Aku tidak setuju, tapi aku senang dia sangat khawatir dan sangat peduli padaku.
“Oh, ya, kau masih berhutang budi padaku karena membantumu saat itu, kan?” tanyaku.
Ike menyeringai dan menjawab, “Ya, benar. Aku bahkan akan mengatakan bantuanmu untuk acara ini harus ditambahkan juga ke tagihan itu. Jadi lain kali saat kita nongkrong, aku akan mentraktirmu dengan hebat. Padahal, sejujurnya, aku sudah bisa membayangkan Touka akan memelototiku karena berani berada di antara kalian berdua, jadi…”
“Akankah sangat buruk jika kita bertiga pergi bersama-sama?”
Dia agak terkejut dengan saranku, tapi dia dengan cepat tertawa dan kembali ke seringai biasanya.
“Itu tergantung padamu untuk meyakinkan dia,” katanya.
“Tidak janji, tapi akan kucoba.”
“Tentu, bung.”
Aku tidak berpikir bahwa Touka akan memiliki masalah dengan kehadiran Ike.

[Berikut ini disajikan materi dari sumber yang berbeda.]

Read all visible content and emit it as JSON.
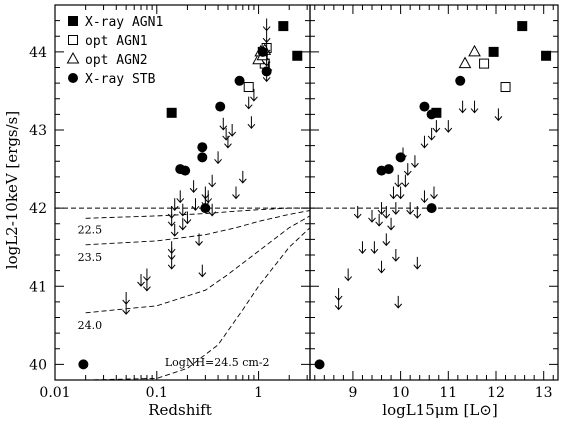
{
  "chart_data": [
    {
      "type": "scatter",
      "panel": "left",
      "xlabel": "Redshift",
      "ylabel": "logL2-10keV [ergs/s]",
      "x_scale": "log",
      "xlim": [
        0.01,
        3.2
      ],
      "ylim": [
        39.8,
        44.6
      ],
      "xticks": [
        {
          "v": 0.01,
          "label": "0.01"
        },
        {
          "v": 0.1,
          "label": "0.1"
        },
        {
          "v": 1,
          "label": "1"
        }
      ],
      "yticks": [
        {
          "v": 40,
          "label": "40"
        },
        {
          "v": 41,
          "label": "41"
        },
        {
          "v": 42,
          "label": "42"
        },
        {
          "v": 43,
          "label": "43"
        },
        {
          "v": 44,
          "label": "44"
        }
      ],
      "hline": 42,
      "series": [
        {
          "name": "X-ray AGN1",
          "marker": "filled-square",
          "points": [
            [
              0.14,
              43.22
            ],
            [
              1.1,
              44.0
            ],
            [
              1.75,
              44.33
            ],
            [
              2.4,
              43.95
            ]
          ]
        },
        {
          "name": "opt AGN1",
          "marker": "open-square",
          "points": [
            [
              0.8,
              43.55
            ],
            [
              1.15,
              43.85
            ],
            [
              1.2,
              44.05
            ]
          ]
        },
        {
          "name": "opt AGN2",
          "marker": "open-triangle",
          "points": [
            [
              1.0,
              43.9
            ],
            [
              1.05,
              44.0
            ],
            [
              1.1,
              43.95
            ],
            [
              1.15,
              44.02
            ]
          ]
        },
        {
          "name": "X-ray STB",
          "marker": "filled-circle",
          "points": [
            [
              0.019,
              40.0
            ],
            [
              0.17,
              42.5
            ],
            [
              0.19,
              42.48
            ],
            [
              0.28,
              42.78
            ],
            [
              0.28,
              42.65
            ],
            [
              0.3,
              42.0
            ],
            [
              0.42,
              43.3
            ],
            [
              0.65,
              43.63
            ],
            [
              1.2,
              43.75
            ],
            [
              1.1,
              44.0
            ]
          ]
        },
        {
          "name": "upper limits",
          "marker": "down-arrow",
          "points": [
            [
              0.05,
              40.85
            ],
            [
              0.05,
              40.72
            ],
            [
              0.07,
              41.08
            ],
            [
              0.08,
              41.15
            ],
            [
              0.08,
              41.02
            ],
            [
              0.14,
              41.5
            ],
            [
              0.14,
              41.42
            ],
            [
              0.14,
              41.3
            ],
            [
              0.14,
              41.95
            ],
            [
              0.14,
              41.85
            ],
            [
              0.15,
              42.05
            ],
            [
              0.15,
              41.72
            ],
            [
              0.17,
              42.15
            ],
            [
              0.18,
              41.98
            ],
            [
              0.18,
              41.8
            ],
            [
              0.2,
              41.88
            ],
            [
              0.23,
              42.28
            ],
            [
              0.24,
              42.05
            ],
            [
              0.26,
              41.6
            ],
            [
              0.28,
              41.2
            ],
            [
              0.3,
              42.2
            ],
            [
              0.3,
              42.1
            ],
            [
              0.32,
              42.15
            ],
            [
              0.35,
              42.35
            ],
            [
              0.35,
              41.98
            ],
            [
              0.4,
              42.65
            ],
            [
              0.45,
              43.08
            ],
            [
              0.48,
              42.95
            ],
            [
              0.5,
              42.85
            ],
            [
              0.55,
              43.0
            ],
            [
              0.6,
              42.2
            ],
            [
              0.7,
              42.4
            ],
            [
              0.8,
              43.35
            ],
            [
              0.85,
              43.1
            ],
            [
              0.9,
              43.45
            ],
            [
              1.2,
              44.35
            ],
            [
              1.2,
              44.2
            ],
            [
              1.2,
              44.05
            ],
            [
              1.2,
              43.9
            ],
            [
              1.25,
              43.8
            ],
            [
              1.2,
              43.7
            ]
          ]
        }
      ],
      "curves": [
        {
          "label": "22.5",
          "points": [
            [
              0.02,
              41.87
            ],
            [
              0.1,
              41.9
            ],
            [
              0.3,
              41.93
            ],
            [
              0.6,
              41.96
            ],
            [
              1.0,
              41.98
            ],
            [
              2.0,
              42.0
            ],
            [
              3.2,
              42.0
            ]
          ]
        },
        {
          "label": "23.5",
          "points": [
            [
              0.02,
              41.53
            ],
            [
              0.1,
              41.58
            ],
            [
              0.3,
              41.66
            ],
            [
              0.6,
              41.75
            ],
            [
              1.0,
              41.83
            ],
            [
              2.0,
              41.92
            ],
            [
              3.2,
              41.97
            ]
          ]
        },
        {
          "label": "24.0",
          "points": [
            [
              0.02,
              40.66
            ],
            [
              0.1,
              40.75
            ],
            [
              0.3,
              40.95
            ],
            [
              0.5,
              41.15
            ],
            [
              1.0,
              41.45
            ],
            [
              2.0,
              41.75
            ],
            [
              3.2,
              41.9
            ]
          ]
        },
        {
          "label": "LogNH=24.5 cm-2",
          "points": [
            [
              0.02,
              39.8
            ],
            [
              0.1,
              39.82
            ],
            [
              0.2,
              39.95
            ],
            [
              0.4,
              40.25
            ],
            [
              0.7,
              40.7
            ],
            [
              1.0,
              41.0
            ],
            [
              2.0,
              41.5
            ],
            [
              3.2,
              41.75
            ]
          ]
        }
      ],
      "legend": {
        "placement": "top-left",
        "entries": [
          {
            "marker": "filled-square",
            "label": "X-ray AGN1"
          },
          {
            "marker": "open-square",
            "label": "opt AGN1"
          },
          {
            "marker": "open-triangle",
            "label": "opt AGN2"
          },
          {
            "marker": "filled-circle",
            "label": "X-ray STB"
          }
        ]
      }
    },
    {
      "type": "scatter",
      "panel": "right",
      "xlabel": "logL15μm [L⊙]",
      "ylabel": "",
      "x_scale": "linear",
      "xlim": [
        8.1,
        13.3
      ],
      "ylim": [
        39.8,
        44.6
      ],
      "xticks": [
        {
          "v": 9,
          "label": "9"
        },
        {
          "v": 10,
          "label": "10"
        },
        {
          "v": 11,
          "label": "11"
        },
        {
          "v": 12,
          "label": "12"
        },
        {
          "v": 13,
          "label": "13"
        }
      ],
      "hline": 42,
      "series": [
        {
          "name": "X-ray AGN1",
          "marker": "filled-square",
          "points": [
            [
              10.75,
              43.22
            ],
            [
              11.95,
              44.0
            ],
            [
              12.55,
              44.33
            ],
            [
              13.05,
              43.95
            ]
          ]
        },
        {
          "name": "opt AGN1",
          "marker": "open-square",
          "points": [
            [
              11.75,
              43.85
            ],
            [
              12.2,
              43.55
            ]
          ]
        },
        {
          "name": "opt AGN2",
          "marker": "open-triangle",
          "points": [
            [
              11.35,
              43.85
            ],
            [
              11.55,
              44.0
            ]
          ]
        },
        {
          "name": "X-ray STB",
          "marker": "filled-circle",
          "points": [
            [
              8.3,
              40.0
            ],
            [
              9.6,
              42.48
            ],
            [
              9.75,
              42.5
            ],
            [
              10.0,
              42.65
            ],
            [
              10.5,
              43.3
            ],
            [
              10.65,
              43.2
            ],
            [
              10.65,
              42.0
            ],
            [
              11.25,
              43.63
            ]
          ]
        },
        {
          "name": "upper limits",
          "marker": "down-arrow",
          "points": [
            [
              8.7,
              40.9
            ],
            [
              8.7,
              40.78
            ],
            [
              8.9,
              41.15
            ],
            [
              9.1,
              41.95
            ],
            [
              9.2,
              41.5
            ],
            [
              9.4,
              41.9
            ],
            [
              9.45,
              41.5
            ],
            [
              9.55,
              41.85
            ],
            [
              9.6,
              41.25
            ],
            [
              9.6,
              42.0
            ],
            [
              9.7,
              41.95
            ],
            [
              9.7,
              41.6
            ],
            [
              9.8,
              41.8
            ],
            [
              9.85,
              42.2
            ],
            [
              9.9,
              42.0
            ],
            [
              9.9,
              41.4
            ],
            [
              9.95,
              42.35
            ],
            [
              9.95,
              40.8
            ],
            [
              10.0,
              42.2
            ],
            [
              10.05,
              42.7
            ],
            [
              10.1,
              42.35
            ],
            [
              10.15,
              42.5
            ],
            [
              10.2,
              42.0
            ],
            [
              10.3,
              42.6
            ],
            [
              10.35,
              41.95
            ],
            [
              10.35,
              41.3
            ],
            [
              10.5,
              42.85
            ],
            [
              10.5,
              42.15
            ],
            [
              10.65,
              42.95
            ],
            [
              10.7,
              42.2
            ],
            [
              10.75,
              43.05
            ],
            [
              11.0,
              43.05
            ],
            [
              11.3,
              43.3
            ],
            [
              11.55,
              43.3
            ],
            [
              12.05,
              43.2
            ]
          ]
        }
      ]
    }
  ]
}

Maksudku, dia kembali normal sekarang dan mencari cara untuk “mengalahkan” Ike. Mudah-mudahan, mereka benar-benar bisa akur dan bersenang-senang— hanya itu yang diperlukan untuk membuatku bahagia. Dan jika aku ada di sana bersama mereka, itu akan membuatnya sempurna.
“Baiklah, sampai jumpa nanti.”
Aku berbalik dan menuju gedung.
“Tentu, sampai jumpa,” jawabnya pada sosokku yang pergi.
Saat aku berjalan menuju gedung, aku mengingat pertemuanku dengan Tanaka-senpai dan Suzuki di ruang OSIS serta pertemuan dengan Asakura hari ini. Mungkin jika aku bertindak dengan tulus, seperti yang kulakukan dengan yang lain, Kai bisa mengerti akan diriku. Mungkin jika aku tulus, dan aku hanya mengatakan yang sebenarnya, dia akan mengerti bahwa aku bukanlah suatu bahaya bagi Touka.
Aku masih optimis tentang hal ini.
☆
Aku tiba di atap, di mana aku disambut oleh Kai saat aku membuka pintu.
“Aku telah menunggumu, Tomoki Yuuji!” dia menderukan namaku dan memelototiku dengan mata penuh kemarahan.
Uh, setelah dipikir-pikir, aku tidak begitu optimis lagi. Sepertinya dia bahkan tidak akan memberiku kesempatan untuk menjelaskan tentang diriku. Oh yah.